Apartemen Shinta. Tengah Malam. Satria terbangun dari tidurnya. Bukan karena mimpi buruk. Tapi karena rasa dingin… bukan di kulit, melainkan di dalam dada. Ia menatap sekeliling. Sunyi. Tapi ada getaran samar di udara—seolah sesuatu sedang dipaksa disembunyikan oleh semesta.

Shinta belum kembali. Jam menunjukkan pukul 01.43. Ia tahu, gadis itu kerap lembur untuk perusahaannya. Tapi malam ini lain. Shinta pergi tanpa kabar, tanpa pesan.

Dan sejak ia menguasai Jurus Bayangan Ketiga, indra batinnya makin tajam. Ia bisa mencium perubahan. Bahkan dari orang yang paling ia percayai.

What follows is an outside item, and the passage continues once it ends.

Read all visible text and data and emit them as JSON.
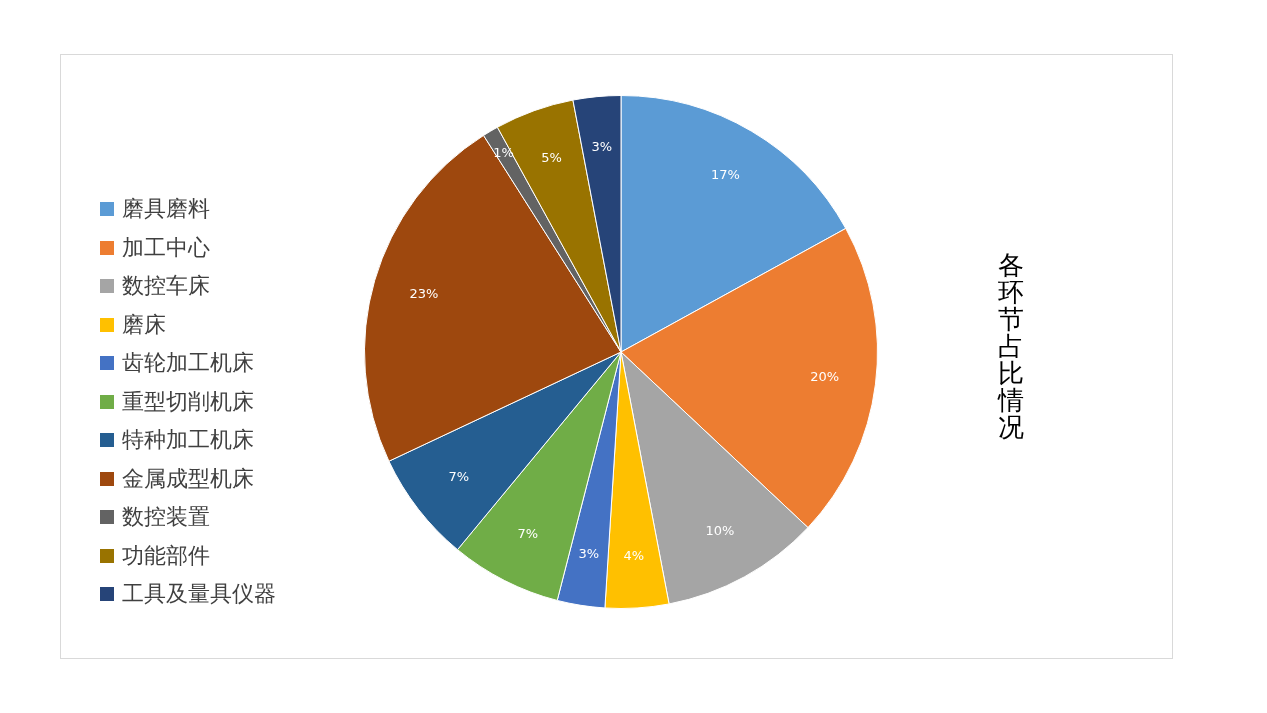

Di Tempat Lain. Kantor Widyawati Corp, Lantai Rahasia. Shinta duduk sendirian di ruang monitor, menatap rekaman-rekaman pergerakan Satria selama tiga bulan terakhir.

Di layar hologram: catatan aktivitas, lokasi pelatihan, dan… satu rekaman saat Satria membaca Kitab Warisan Mahesa. Di belakangnya, muncul bayangan ibunya: Sarah Widyawati, tegak, anggun, tak pernah kehilangan kendali.

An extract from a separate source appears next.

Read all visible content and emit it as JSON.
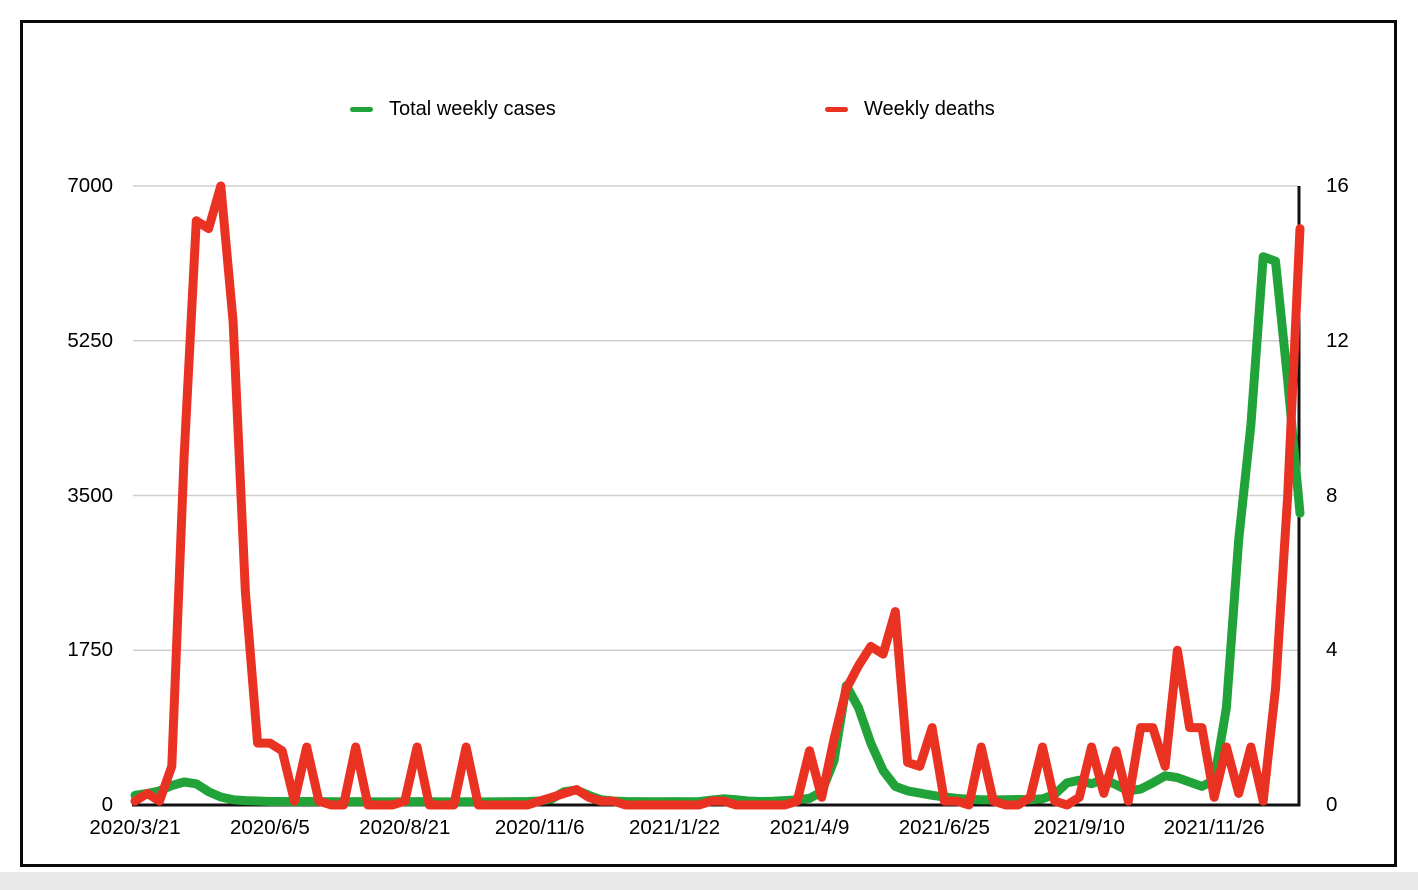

“Kau sudah terlalu dekat,” kata Sarah pelan.

“Kalau kau terus melibatkan perasaan, Satria akan menjadi racun bagimu… dan bagi kita semua.”

Shinta berdiri. Matanya berkaca.

“Dia bukan seperti Mahesa. Dia punya pilihan. Dia bisa menyembuhkan apa yang Ayahnya hancurkan.”

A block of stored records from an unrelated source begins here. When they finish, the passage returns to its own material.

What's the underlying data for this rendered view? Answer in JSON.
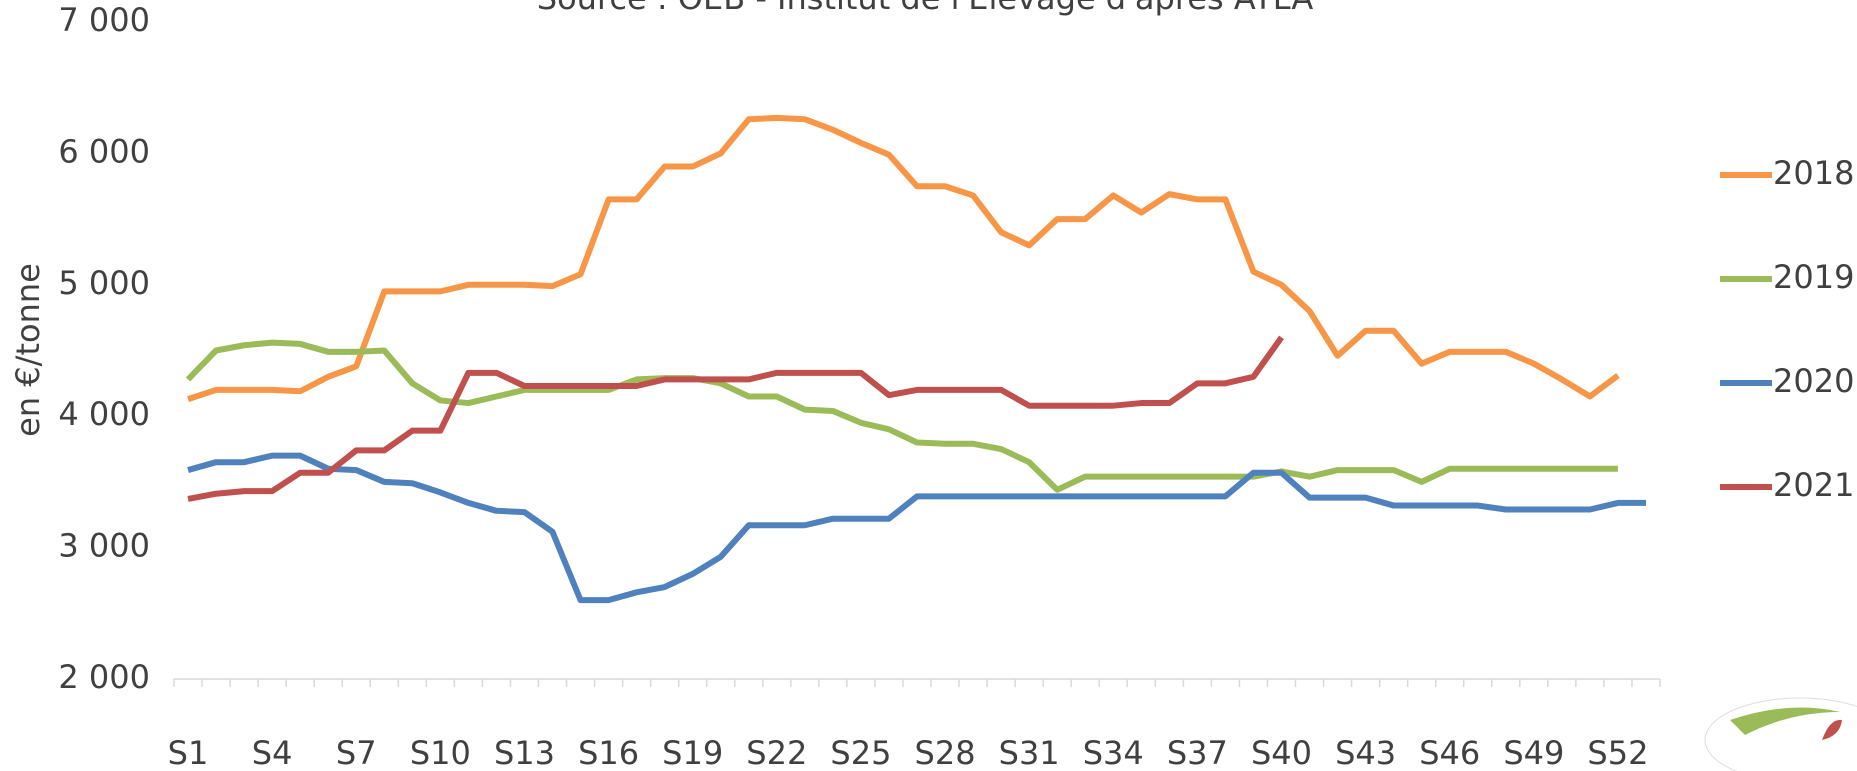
{
  "chart_data": {
    "type": "line",
    "title": "Source : OEB - Institut de l'Elevage d'après ATLA",
    "y_label": "en €/tonne",
    "categories": [
      "S1",
      null,
      null,
      "S4",
      null,
      null,
      "S7",
      null,
      null,
      "S10",
      null,
      null,
      "S13",
      null,
      null,
      "S16",
      null,
      null,
      "S19",
      null,
      null,
      "S22",
      null,
      null,
      "S25",
      null,
      null,
      "S28",
      null,
      null,
      "S31",
      null,
      null,
      "S34",
      null,
      null,
      "S37",
      null,
      null,
      "S40",
      null,
      null,
      "S43",
      null,
      null,
      "S46",
      null,
      null,
      "S49",
      null,
      null,
      "S52",
      null
    ],
    "ylim": [
      2000,
      7000
    ],
    "yticks": [
      {
        "value": 2000,
        "label": "2 000"
      },
      {
        "value": 3000,
        "label": "3 000"
      },
      {
        "value": 4000,
        "label": "4 000"
      },
      {
        "value": 5000,
        "label": "5 000"
      },
      {
        "value": 6000,
        "label": "6 000"
      },
      {
        "value": 7000,
        "label": "7 000"
      }
    ],
    "grid": false,
    "legend": "right",
    "series": [
      {
        "name": "2018",
        "color": "#f79646",
        "values": [
          4130,
          4200,
          4200,
          4200,
          4190,
          4300,
          4380,
          4950,
          4950,
          4950,
          5000,
          5000,
          5000,
          4990,
          5080,
          5650,
          5650,
          5900,
          5900,
          6000,
          6260,
          6270,
          6260,
          6180,
          6080,
          5990,
          5750,
          5750,
          5680,
          5400,
          5300,
          5500,
          5500,
          5680,
          5550,
          5690,
          5650,
          5650,
          5100,
          5000,
          4800,
          4460,
          4650,
          4650,
          4400,
          4490,
          4490,
          4490,
          4400,
          4280,
          4150,
          4310,
          null
        ]
      },
      {
        "name": "2019",
        "color": "#9bbb59",
        "values": [
          4280,
          4500,
          4540,
          4560,
          4550,
          4490,
          4490,
          4500,
          4250,
          4120,
          4100,
          4150,
          4200,
          4200,
          4200,
          4200,
          4280,
          4290,
          4290,
          4250,
          4150,
          4150,
          4050,
          4040,
          3950,
          3900,
          3800,
          3790,
          3790,
          3750,
          3650,
          3440,
          3540,
          3540,
          3540,
          3540,
          3540,
          3540,
          3540,
          3580,
          3540,
          3590,
          3590,
          3590,
          3500,
          3600,
          3600,
          3600,
          3600,
          3600,
          3600,
          3600,
          null
        ]
      },
      {
        "name": "2020",
        "color": "#4f81bd",
        "values": [
          3590,
          3650,
          3650,
          3700,
          3700,
          3600,
          3590,
          3500,
          3490,
          3420,
          3340,
          3280,
          3270,
          3120,
          2600,
          2600,
          2660,
          2700,
          2800,
          2930,
          3170,
          3170,
          3170,
          3220,
          3220,
          3220,
          3390,
          3390,
          3390,
          3390,
          3390,
          3390,
          3390,
          3390,
          3390,
          3390,
          3390,
          3390,
          3570,
          3570,
          3380,
          3380,
          3380,
          3320,
          3320,
          3320,
          3320,
          3290,
          3290,
          3290,
          3290,
          3340,
          3340
        ]
      },
      {
        "name": "2021",
        "color": "#c0504d",
        "values": [
          3370,
          3410,
          3430,
          3430,
          3570,
          3570,
          3740,
          3740,
          3890,
          3890,
          4330,
          4330,
          4230,
          4230,
          4230,
          4230,
          4230,
          4280,
          4280,
          4280,
          4280,
          4330,
          4330,
          4330,
          4330,
          4160,
          4200,
          4200,
          4200,
          4200,
          4080,
          4080,
          4080,
          4080,
          4100,
          4100,
          4250,
          4250,
          4300,
          4600,
          null,
          null,
          null,
          null,
          null,
          null,
          null,
          null,
          null,
          null,
          null,
          null,
          null
        ]
      }
    ]
  }
}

Sarah mendekat. Ia menyentuh pundak anaknya. Suaranya dingin namun tajam.

“Kau jatuh cinta pada pria yang mungkin akan menghapus nama keluargamu dari sejarah. Kau pikir dia akan memilihmu jika tahu siapa ibumu sebenarnya?”

Shinta memalingkan wajah. Tapi diam.

Pagi Hari. Rooftop Apartemen. Satria berdiri memandangi Kota Cendana. Di saku bajunya, terselip secarik memo kecil—ditulis tangan Shinta sebelum pergi semalam: “Aku butuh waktu untuk memikirkan semuanya. Jangan cari aku dulu.”

Namun hati Satria bukan hati biasa. Ia bisa merasakan ketika cinta mulai goyah… atau diarahkan. Ia bisa mengendus motif yang menyamar sebagai kasih sayang.

Dan yang lebih mengerikan: Ia tak tahu apakah ini hanya kecurigaan… atau kebenaran yang akan menghancurkannya.

Pertemuan Rahasia. Taman Kota Cendana Satria akhirnya bertemu Ayu Laranti, satu-satunya mantan anggota Langit Hitam yang mulai goyah dan mencoba keluar.

Mereka bertemu di bawah patung kuda logam tua—ikon kota yang pernah jadi saksi pemberontakan para pendekar urban. Ayu memandangi Satria, lalu menyerahkan satu map merah.

“Ini bukan tentang kekuatan, Satria. Ini tentang warisan. Kamu bukan satu-satunya pewaris Mahesa.”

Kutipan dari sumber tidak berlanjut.